Farmacovigilanza: segnalazione di reazioni avverse, risk management e appropriatezza – Revisione 2025

10 Ottobre 2025

Dialogo sui Farmaci propone una sintesi operativa di farmacovigilanza (FV), con focus su riconoscimento delle reazioni avverse a farmaci (ADR), strumenti di gestione del rischio e collaborazione tra medici, farmacisti e pazienti.


Che cos’è la farmacovigilanza

  • Sistema strutturato per raccogliere, valutare e prevenire ADR e problemi correlati all’uso dei medicinali.
  • Comprende segnalazioni spontanee, studi post-marketing, piani di gestione del rischio (RMP), misure regolatorie (note informative importanti, restrizioni, ritiri).

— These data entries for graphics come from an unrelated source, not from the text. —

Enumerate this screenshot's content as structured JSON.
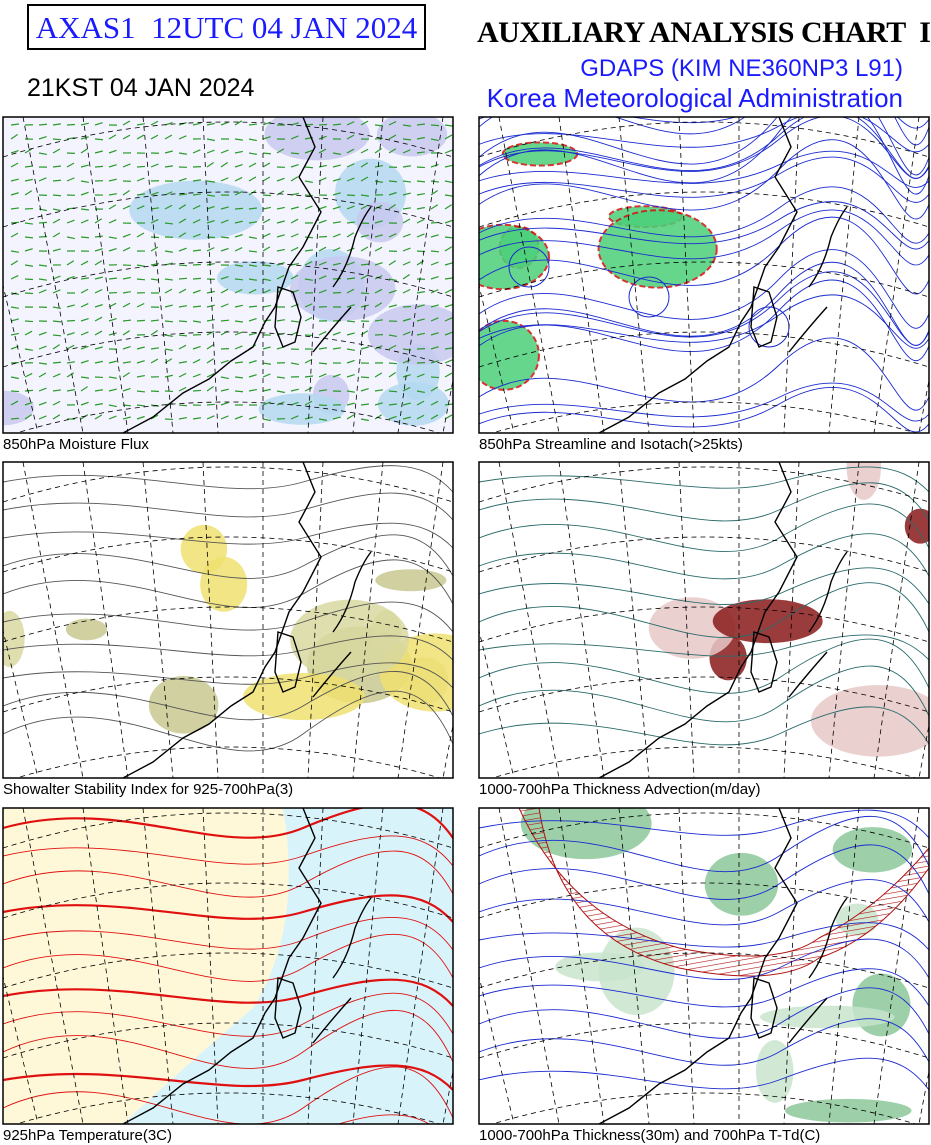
{
  "header": {
    "product_id": "AXAS1  12UTC 04 JAN 2024",
    "local_time": "21KST 04 JAN 2024",
    "title": "AUXILIARY ANALYSIS CHART  I",
    "model": "GDAPS (KIM NE360NP3 L91)",
    "agency": "Korea Meteorological Administration"
  },
  "panels": [
    {
      "caption": "850hPa Moisture Flux"
    },
    {
      "caption": "850hPa Streamline and Isotach(>25kts)"
    },
    {
      "caption": "Showalter Stability Index for 925-700hPa(3)"
    },
    {
      "caption": "1000-700hPa Thickness Advection(m/day)"
    },
    {
      "caption": "925hPa Temperature(3C)"
    },
    {
      "caption": "1000-700hPa Thickness(30m) and 700hPa T-Td(C)"
    }
  ]
}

Riconoscere una ADR: elementi chiave

  • Temporalità (inizio dopo esposizione, dechallenge/rechallenge), plausibilità biologica, alternative (malattia di base, interazioni), documentazione (clinica/lab).
  • Usare scale di causalità quando utili (es. Naranjo) senza sostituire il giudizio clinico.
  • Classificare gravità: grave se morte, life-threatening, ospedalizzazione/estensione, disabilità, malformazione, evento clinicamente significativo.

Quando segnalare

  • Sempre per ADR gravi o inattese (non coerenti con RCP/foglietto).
  • Per farmaci nuovi o con triangolo nero (sorveglianza addizionale).
  • Per interazioni, errori terapeutici, uso off-label con eventi clinicamente rilevanti.
  • Anche sospetti → la segnalazione non richiede certezza.

Come segnalare

  • Compilare la scheda nazionale (portali AIFA/regionali) con: dati minimi di caso, farmaco/e, reazione/i, esito, concomitanti, lotto per biologici/vaccini.
  • Includere documentazione clinica utile (esami, imaging, referti) nel rispetto della privacy.
  • Farmacisti: ruolo attivo nella raccolta delle segnalazioni e nell’educazione del paziente.

Gestione clinica del rischio

  • Valutare sospensione o riduzione del farmaco, terapia di supporto, alternativa terapeutica.
  • Per farmaci ad alto rischio (anticoagulanti, insuline, oppioidi, chemioterapici, immunoterapie, FANS in fragili) predisporre piani di monitoraggio (INR, creatinina, elettroliti, QTc…).
  • Attenzione a politerapia, insufficienza renale/epatica, anziani, gravidanza/allattamento.

Comunicazione e trasparenza

  • Informare i pazienti sui segnali precoci di ADR e su come comportarsi.
  • Documentare nel fascicolo sanitario; condividere con MMG/specialisti e farmacista.
  • Consultare periodicamente aggiornamenti regolatori e note informative.

Messaggi chiave

  • Segnalare anche il sospetto accelera l’identificazione dei rischi e migliora la sicurezza d’uso.
  • Monitorare attivamente farmaci ad alto rischio e popolazioni vulnerabili.
  • La collaborazione multiprofessionale aumenta qualità e tempestività delle azioni di sicurezza.

Nota editoriale: revisione indipendente 2025; le decisioni cliniche restano di pertinenza del medico curante. Consultare gli aggiornamenti regolatori correnti prima di decisioni operative.